Negli ultimi trent’anni abbiamo avuto molte profezie sul futuro che ci attende e che per molti è già cominciato. Abbiamo sentito parlare di “società liquida” o addirittura “gassosa” nel senso di una frammentarietà degli eventi caratterizzata da un loro fluire continuo, incessante, rapidissimo. Eppure in questa totale mancanza di centro da parte di categorie classiche come l’etica o la morale, gli artisti hanno spesso avvertito la necessità di trovare un punto di equilibrio nel presente tra quello che l’arte ha sempre significato e una società in perpetuo mutamento come l’attuale.
Mirella Ferrari e Marco Dalbosco sono due artisti con altrettante storie personali ben collaudate e che hanno saputo esprimere poetiche differenti. Ma nello stesso tempo sono accomunati da un totalizzante piacere di fare, di esprimersi attraverso un’arte che è un progetto di estremo rigore e sempre supportato da una grande manualità. Il terreno d’incontro è quindi quello della loro scelta di far venire fuori l’elemento umano e il punto di vista morale sulle cose.

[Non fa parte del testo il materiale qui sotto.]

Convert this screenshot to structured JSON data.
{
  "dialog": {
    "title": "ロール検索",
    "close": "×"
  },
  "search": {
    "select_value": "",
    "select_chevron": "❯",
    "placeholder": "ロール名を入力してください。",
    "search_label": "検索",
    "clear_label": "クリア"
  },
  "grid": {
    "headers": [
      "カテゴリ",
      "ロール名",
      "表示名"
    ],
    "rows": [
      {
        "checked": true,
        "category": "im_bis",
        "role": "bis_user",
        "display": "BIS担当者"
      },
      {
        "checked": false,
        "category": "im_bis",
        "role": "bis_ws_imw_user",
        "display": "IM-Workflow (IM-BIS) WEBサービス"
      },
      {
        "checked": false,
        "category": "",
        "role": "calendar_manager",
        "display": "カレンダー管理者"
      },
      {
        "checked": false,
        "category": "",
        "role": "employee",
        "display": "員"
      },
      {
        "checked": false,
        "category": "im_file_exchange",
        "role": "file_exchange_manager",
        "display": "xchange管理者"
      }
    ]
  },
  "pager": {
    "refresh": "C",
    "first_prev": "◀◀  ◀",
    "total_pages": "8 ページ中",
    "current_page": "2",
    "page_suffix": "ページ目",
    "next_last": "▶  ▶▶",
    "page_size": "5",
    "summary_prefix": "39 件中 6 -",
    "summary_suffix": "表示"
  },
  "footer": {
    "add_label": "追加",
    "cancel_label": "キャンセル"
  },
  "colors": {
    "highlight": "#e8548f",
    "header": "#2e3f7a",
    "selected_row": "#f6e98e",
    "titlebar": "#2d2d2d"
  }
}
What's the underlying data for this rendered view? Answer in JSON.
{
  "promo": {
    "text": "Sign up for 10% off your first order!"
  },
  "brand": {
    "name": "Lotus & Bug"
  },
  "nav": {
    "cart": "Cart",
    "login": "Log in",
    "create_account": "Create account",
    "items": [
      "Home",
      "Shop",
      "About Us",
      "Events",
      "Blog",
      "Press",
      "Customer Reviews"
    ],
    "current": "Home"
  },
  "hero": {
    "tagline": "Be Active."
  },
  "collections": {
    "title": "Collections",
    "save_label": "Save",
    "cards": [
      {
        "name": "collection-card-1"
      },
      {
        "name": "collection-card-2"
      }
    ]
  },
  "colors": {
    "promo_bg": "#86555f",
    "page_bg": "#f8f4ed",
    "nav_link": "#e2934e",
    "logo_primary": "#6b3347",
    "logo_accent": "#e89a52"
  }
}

Mirella Ferrari lavora sul tema dell’intaglio, adoperando materiali che vanno dalla carta alle stoffe, alla polpa di cellulosa, compone spettacolari sequenze di “merletti” nelle più diverse forme e dimensioni anche ambientali. Un cut off che porta a realizzare delle trame visive che sono anche poesie in cui i ritmi di vuoto e pieno si alternano con sapienza ed eleganza, tendendo ai limiti della smaterializzazione. La sua può essere definita una “decorazione formante”, un minimalismo visivo che nasce da una gestualità ripetuta fino all’ossessione.
Questa è una caratteristica fondamentale del lavoro di Mirella Ferrari, perché il tagliare e il creare dei vuoti sono fondati sulla ripetitività che però non è mai meccanica, ma è quasi una coazione a ripetere in chiave creativa.
Le opere che realizza Mirella Ferrari, talvolta evocano forme legate ai vestiti femminili e possono apparire come passamanerie aggredite dal tempo. Sono sculture leggere e aeree, che suggeriscono un’idea di fragilità, perfettamente raccolte e presentate nella mostra “Kind of White” del 2013. La manualità è certamente un tratto distintivo e si attua attraverso un mantra costruttivo, con sapienza e attenzione, in un progetto che è basato su di un durissimo lavoro di
realizzazione, su di un’etica del lavoro rigorosa.
Marco Dalbosco opera negli interstizi della comunicazione sociale, affrontando temi importanti e ponendo sempre alla base il valore antropologico e sociale del lavoro. L’arte per lui è il rivelatore delle mancanze di una società volutamente disattenta e veloce nel dimenticare, è il luogo di amplificazione dei conflitti e anche di presa di coscienza critica della realtà. Nel 2008 con “Scala 1:18” aveva sondato l’ambiente del lavoro e della produzione industriale.
Il fare per Marco Dalbosco è fondamento di una pratica che unisce la gente comune agli artisti, base per un modo diverso di leggere la realtà al di là dell’alienazione della fabbrica. Con “Anything Else” del 2011 ha realizzato una straordinaria performance con attrici-modelle che hanno “sfilato” su di un
palcoscenico, seguendo le linee della trama e dell’ordito di una serie di tessuti. Così ha messo a nudo il mondo del fashion riducendo l’apparenza alla logica costitutiva dei tessuti con cui si creano gli abiti.
Nel 2015 Marco Dalbosco ha realizzato Il libro d’artista “Labor’s Game”, formato da una griglia di carta incisa secondo gli schemi geometrici delle performance dei due lavori precedenti che svelano e coprono, nello stesso tempo, una serie di interviste realizzate in un Job Center a dei giovani in cerca di lavoro. Per l’artista la necessità di trovare un’occupazione resta una priorità esistenziale per qualsiasi individuo e che può diventare strumento di potere da parte dell’industria e dell’economia. Fare, lavorare: parole chiave per interpretare un presente disseminato tra passato e futuro.